15. This Agreement will be terminated and the License forfeited where the
Licensee has failed to comply with any of the terms of this Agreement or
is in breach of this Agreement. On termination of this Agreement for any
reason, the Licensee will promptly destroy the Software or return the
Software to the Vendor.
16. The Vendor will be free of liability to the Licensee where the Vendor is
prevented from executing its obligations under this Agreement in whole
or in part due to Force Majeure, such as earthquake, typhoon, flood,
fire, and war or any other unforeseen and uncontrollable event where the
Vendor has taken any and all appropriate action to mitigate such an
17. The Parties to this Agreement submit to the jurisdiction of the courts
of the State of Michigan for the enforcement of this Agreement or any
arbitration award or decision arising from this Agreement. This
Agreement will be enforced or construed according to the laws of the
State of Michigan.
18. This Agreement can only be modified in writing signed by both the Vendor
and the Licensee.
19. This Agreement does not create or imply any relationship in agency or
partnership between the Vendor and the Licensee.

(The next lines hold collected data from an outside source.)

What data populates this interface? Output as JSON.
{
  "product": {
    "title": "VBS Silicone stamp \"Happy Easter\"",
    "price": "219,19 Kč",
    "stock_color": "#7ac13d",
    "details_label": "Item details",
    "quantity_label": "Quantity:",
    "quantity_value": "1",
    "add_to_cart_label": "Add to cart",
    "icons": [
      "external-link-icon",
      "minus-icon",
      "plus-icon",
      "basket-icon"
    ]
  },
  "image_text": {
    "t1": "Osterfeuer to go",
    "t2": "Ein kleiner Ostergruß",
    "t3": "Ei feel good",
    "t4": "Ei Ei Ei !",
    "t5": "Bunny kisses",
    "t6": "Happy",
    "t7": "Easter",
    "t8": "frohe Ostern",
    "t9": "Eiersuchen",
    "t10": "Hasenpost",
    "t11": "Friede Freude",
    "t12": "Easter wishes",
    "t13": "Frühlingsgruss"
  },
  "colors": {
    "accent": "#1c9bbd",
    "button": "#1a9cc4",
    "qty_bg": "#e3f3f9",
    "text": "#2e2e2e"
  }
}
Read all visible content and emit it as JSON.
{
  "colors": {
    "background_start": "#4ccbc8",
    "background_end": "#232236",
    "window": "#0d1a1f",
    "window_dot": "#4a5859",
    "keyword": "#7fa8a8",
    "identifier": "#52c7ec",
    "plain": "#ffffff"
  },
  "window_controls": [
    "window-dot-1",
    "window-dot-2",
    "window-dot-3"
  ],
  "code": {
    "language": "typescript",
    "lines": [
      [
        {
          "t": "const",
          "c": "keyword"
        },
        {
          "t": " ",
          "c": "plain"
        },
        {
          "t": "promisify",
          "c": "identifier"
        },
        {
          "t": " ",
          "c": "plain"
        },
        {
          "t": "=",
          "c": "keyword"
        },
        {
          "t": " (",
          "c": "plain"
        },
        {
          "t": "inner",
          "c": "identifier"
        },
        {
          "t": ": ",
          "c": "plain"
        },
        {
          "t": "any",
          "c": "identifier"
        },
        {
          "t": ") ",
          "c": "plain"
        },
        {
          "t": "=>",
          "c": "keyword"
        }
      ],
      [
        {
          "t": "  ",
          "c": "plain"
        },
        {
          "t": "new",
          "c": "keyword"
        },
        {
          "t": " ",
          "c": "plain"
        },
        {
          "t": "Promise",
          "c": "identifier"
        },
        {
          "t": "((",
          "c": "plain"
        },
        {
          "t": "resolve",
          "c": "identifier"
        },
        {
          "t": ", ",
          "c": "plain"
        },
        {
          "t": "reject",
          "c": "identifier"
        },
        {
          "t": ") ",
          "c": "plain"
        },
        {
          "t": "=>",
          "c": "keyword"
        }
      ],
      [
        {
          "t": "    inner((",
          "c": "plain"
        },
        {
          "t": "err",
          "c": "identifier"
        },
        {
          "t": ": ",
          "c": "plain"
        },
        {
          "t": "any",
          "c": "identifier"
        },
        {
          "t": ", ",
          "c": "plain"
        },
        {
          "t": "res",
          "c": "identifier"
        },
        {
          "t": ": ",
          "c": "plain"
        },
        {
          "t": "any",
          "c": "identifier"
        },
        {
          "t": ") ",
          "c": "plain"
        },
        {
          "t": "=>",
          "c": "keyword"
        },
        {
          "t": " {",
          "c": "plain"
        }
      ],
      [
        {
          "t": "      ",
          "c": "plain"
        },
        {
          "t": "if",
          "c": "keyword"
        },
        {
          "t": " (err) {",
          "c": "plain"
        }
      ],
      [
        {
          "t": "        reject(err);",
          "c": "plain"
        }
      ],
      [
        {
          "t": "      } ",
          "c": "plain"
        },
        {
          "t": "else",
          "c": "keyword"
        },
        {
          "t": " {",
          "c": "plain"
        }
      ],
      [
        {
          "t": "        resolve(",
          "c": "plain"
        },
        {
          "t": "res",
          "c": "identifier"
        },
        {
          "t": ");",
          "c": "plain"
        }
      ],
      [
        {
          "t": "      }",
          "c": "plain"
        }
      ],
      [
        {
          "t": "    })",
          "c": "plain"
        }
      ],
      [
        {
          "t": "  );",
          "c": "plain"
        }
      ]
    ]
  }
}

20. Headings are inserted for the convenience of the parties only and are
not to be considered when interpreting this Agreement. Words in the
singular mean and include the plural and vice versa. Words in the
masculine gender include the feminine gender and vice versa. Words in
the neuter gender include the masculine gender and the feminine gender
and vice versa.
21. If any term, covenant, condition or provision of this Agreement is held
by a court of competent jurisdiction to be invalid, void or
unenforceable, it is the parties’ intent that such provision be reduced
in scope by the court only to the extent deemed necessary by that court
to render the provision reasonable and enforceable and the remainder of
the provisions of this Agreement will in no way be affected, impaired or
invalidated as a result.
22. This Agreement contains the entire agreement between the parties. All
understandings have been included in this Agreement. Representations
which may have been made by any party to this Agreement may in some way
be inconsistent with this final written Agreement. All such statements
are declared to be of no value in this Agreement. Only the written terms
of this Agreement will bind the parties.
23. This Agreement and the terms and conditions contained in this Agreement
apply to and are binding upon the Vendor’s successors and assigns.